Convivi e convivo com muitas pessoas talentosas que me inspiram a todo momento. E encontrei pela estrada da vida com inúmeros talentos, cada um no seu papel e setor, como Zé Rolinha, Mestre da Cultura Popular, Maria da Conceição, Mestra de Laranjeiras; Nadir da Mussuca, a maior artista popular que conheci; Mestre Deca do Cacumbi, trovador e contador de história:  João Sapateiro, poeta popular; Ademar escultor; Alcides Melo, um artista com o qual comecei a entender o que é a sergipanidade musical.

 

Atualmente, tenho encontrado uma nova safra de gente talentosa e cheia de dons. Dois deles localizei pelas paredes da cidade. Um é Egnaldo Correa, popularmente conhecido como “Korea”. Aracajuano, nascido em 1991, Korea começou a desenhar na escola. Por influência de amigos, logo pegou gosto pelas artes e buscou nos livros mais conhecimento. A cena urbana sempre chamou sua atenção, por meio de um amigo chamado Craz, que já pintava grafite. E foi Craz que motivou a desvendar o grafite e pintar. Tornaram-se ele e o amigo Jonny, as maiores referências no grafite do nosso estado.

 

Jonny Carlos, o Feyk outro garoto da periferia que escolheu a arte do grafite como expressão. E como é talentoso esse menino! Suas obras estão por todo Brasil, nas paredes das grandes cidades. E começa a ganhar as paredes das galerias. Arte profunda, visionária. Representa a nossa riqueza cultural. Jonny é estudante de Teologia e um grande ativista cultural.  Representa muito bem a nova cena artística. Organiza eventos estaduais e nacionais, como o Encontro Nacional de Grafite.

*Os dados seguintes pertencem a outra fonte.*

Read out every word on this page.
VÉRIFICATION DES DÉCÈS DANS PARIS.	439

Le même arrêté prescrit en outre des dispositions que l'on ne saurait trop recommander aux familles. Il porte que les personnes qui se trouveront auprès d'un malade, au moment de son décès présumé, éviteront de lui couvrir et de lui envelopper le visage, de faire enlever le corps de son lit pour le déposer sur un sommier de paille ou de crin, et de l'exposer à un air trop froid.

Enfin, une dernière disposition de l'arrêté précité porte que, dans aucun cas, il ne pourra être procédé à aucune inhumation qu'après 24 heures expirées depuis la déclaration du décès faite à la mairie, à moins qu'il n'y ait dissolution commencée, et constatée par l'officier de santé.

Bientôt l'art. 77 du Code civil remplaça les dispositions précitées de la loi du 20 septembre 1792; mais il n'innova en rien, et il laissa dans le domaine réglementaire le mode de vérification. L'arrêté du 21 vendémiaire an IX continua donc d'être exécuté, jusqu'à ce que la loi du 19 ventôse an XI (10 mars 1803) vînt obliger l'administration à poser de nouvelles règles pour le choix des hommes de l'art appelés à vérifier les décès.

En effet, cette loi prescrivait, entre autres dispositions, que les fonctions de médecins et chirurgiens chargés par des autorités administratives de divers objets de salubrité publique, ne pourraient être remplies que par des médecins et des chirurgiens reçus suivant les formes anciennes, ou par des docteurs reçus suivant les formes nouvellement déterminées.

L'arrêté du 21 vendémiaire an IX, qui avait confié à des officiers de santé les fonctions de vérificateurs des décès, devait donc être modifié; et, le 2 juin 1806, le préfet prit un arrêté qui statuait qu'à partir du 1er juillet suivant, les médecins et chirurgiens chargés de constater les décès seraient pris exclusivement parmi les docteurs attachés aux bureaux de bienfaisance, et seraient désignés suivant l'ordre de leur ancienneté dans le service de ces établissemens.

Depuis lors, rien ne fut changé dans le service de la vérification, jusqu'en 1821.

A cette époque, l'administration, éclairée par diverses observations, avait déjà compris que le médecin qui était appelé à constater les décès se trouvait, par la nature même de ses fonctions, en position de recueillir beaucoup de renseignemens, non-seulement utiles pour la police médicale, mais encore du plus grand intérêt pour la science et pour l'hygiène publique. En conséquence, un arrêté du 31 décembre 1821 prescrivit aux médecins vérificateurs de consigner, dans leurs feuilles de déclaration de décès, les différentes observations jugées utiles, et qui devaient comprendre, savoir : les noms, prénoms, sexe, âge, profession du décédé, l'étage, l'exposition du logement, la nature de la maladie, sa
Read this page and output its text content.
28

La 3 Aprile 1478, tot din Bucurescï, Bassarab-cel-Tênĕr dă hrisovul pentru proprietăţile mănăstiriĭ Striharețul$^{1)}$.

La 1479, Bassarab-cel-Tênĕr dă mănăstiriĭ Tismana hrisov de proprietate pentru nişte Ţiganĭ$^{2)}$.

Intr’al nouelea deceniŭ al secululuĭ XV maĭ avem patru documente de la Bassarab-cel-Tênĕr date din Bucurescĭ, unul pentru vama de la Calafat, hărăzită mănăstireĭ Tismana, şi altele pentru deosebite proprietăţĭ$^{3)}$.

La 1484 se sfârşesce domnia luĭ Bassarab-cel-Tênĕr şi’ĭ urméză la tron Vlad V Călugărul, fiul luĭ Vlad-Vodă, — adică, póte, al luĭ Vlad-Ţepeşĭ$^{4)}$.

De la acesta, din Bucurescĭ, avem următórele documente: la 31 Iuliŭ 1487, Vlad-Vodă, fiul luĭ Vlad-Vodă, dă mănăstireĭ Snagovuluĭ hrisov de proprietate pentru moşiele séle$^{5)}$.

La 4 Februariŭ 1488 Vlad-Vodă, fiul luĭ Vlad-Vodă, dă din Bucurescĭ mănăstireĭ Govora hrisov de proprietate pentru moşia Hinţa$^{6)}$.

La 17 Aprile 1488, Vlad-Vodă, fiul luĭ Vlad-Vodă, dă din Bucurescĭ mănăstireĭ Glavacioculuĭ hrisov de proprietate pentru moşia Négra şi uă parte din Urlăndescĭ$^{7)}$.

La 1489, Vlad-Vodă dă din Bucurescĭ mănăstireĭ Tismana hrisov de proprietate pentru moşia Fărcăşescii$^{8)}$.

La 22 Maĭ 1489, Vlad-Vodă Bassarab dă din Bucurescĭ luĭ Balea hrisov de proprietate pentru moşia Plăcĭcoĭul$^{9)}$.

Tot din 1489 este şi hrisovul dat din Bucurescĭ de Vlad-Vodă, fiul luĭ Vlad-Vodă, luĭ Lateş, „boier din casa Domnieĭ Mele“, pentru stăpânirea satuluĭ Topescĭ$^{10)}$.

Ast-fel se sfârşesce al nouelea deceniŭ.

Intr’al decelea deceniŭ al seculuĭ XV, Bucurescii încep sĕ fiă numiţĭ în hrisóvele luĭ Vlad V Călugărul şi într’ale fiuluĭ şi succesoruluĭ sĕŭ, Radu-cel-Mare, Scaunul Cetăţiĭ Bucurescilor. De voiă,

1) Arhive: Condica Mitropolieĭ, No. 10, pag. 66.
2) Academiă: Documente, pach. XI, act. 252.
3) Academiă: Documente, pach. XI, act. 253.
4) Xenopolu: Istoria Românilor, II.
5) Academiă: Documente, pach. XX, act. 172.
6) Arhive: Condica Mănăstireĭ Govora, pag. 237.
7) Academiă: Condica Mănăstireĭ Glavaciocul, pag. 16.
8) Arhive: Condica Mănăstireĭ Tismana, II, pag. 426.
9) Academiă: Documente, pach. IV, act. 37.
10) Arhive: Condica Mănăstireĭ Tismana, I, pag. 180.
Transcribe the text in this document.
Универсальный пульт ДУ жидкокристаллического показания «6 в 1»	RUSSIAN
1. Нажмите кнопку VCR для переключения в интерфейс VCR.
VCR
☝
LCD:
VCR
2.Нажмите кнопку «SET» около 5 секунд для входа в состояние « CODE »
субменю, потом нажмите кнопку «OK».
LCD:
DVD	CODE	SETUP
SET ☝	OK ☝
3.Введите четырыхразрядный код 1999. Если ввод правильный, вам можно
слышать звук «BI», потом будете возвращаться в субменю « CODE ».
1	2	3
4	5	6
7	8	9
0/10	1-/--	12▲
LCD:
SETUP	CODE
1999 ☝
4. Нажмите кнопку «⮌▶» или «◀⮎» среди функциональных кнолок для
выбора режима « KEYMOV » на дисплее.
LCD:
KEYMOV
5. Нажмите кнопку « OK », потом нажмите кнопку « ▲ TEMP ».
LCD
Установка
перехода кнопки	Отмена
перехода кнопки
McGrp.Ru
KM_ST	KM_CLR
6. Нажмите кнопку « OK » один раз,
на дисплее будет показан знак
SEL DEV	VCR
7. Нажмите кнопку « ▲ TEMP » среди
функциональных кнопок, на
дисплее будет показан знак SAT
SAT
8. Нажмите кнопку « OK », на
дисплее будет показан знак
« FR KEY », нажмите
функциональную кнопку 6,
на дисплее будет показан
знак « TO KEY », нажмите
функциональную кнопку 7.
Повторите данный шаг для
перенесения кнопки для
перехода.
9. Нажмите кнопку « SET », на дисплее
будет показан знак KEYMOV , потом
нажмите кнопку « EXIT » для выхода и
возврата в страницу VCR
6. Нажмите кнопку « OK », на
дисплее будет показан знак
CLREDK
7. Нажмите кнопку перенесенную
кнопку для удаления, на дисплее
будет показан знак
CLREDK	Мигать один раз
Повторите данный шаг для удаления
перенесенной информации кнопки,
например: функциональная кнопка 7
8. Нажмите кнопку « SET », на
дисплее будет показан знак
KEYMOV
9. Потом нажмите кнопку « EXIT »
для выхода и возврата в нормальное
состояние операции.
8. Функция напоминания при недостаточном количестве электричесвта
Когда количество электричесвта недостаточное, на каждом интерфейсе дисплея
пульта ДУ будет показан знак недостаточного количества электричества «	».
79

Sou fã dos dois. Meninos criados na periferia da cidade que, com o apoio diário dos familiares, como também pelos seus dons e talentos, estão na luta por um mundo melhor, por meio da arte que eles produzem.

Tenho uma ligação muito grande com a dança, pela amizade que fiz com o maior nome da dança em Sergipe, a talentosa e profissional Lú Spinelli.

Nessa área tenho muitas referências que posso citar. Dorinha Teixeira e suas filhas, Moema e Iracema Maynard, Cecé Duarte, Cleanes, Natália Reis, Elzinha Batalha, Gladston Santos, Francisco, Hamilton, entre tantos.

 

Sou fã também de uma bailarina que conheci muito jovem, Cecília Cavalcante, embora que a minha referência maior seja nada mais nada menos que a minha amiga e saudosa Lú Spinelli. Além de ter sido uma grande estudiosa da dança, era uma ótima coreógrafa. Produziu, formou profissionais, defendeu com unhas e dentes a dança sergipana e brasileira. Dançava com muita técnica e alma. Adorava seus espetáculos e sua performance.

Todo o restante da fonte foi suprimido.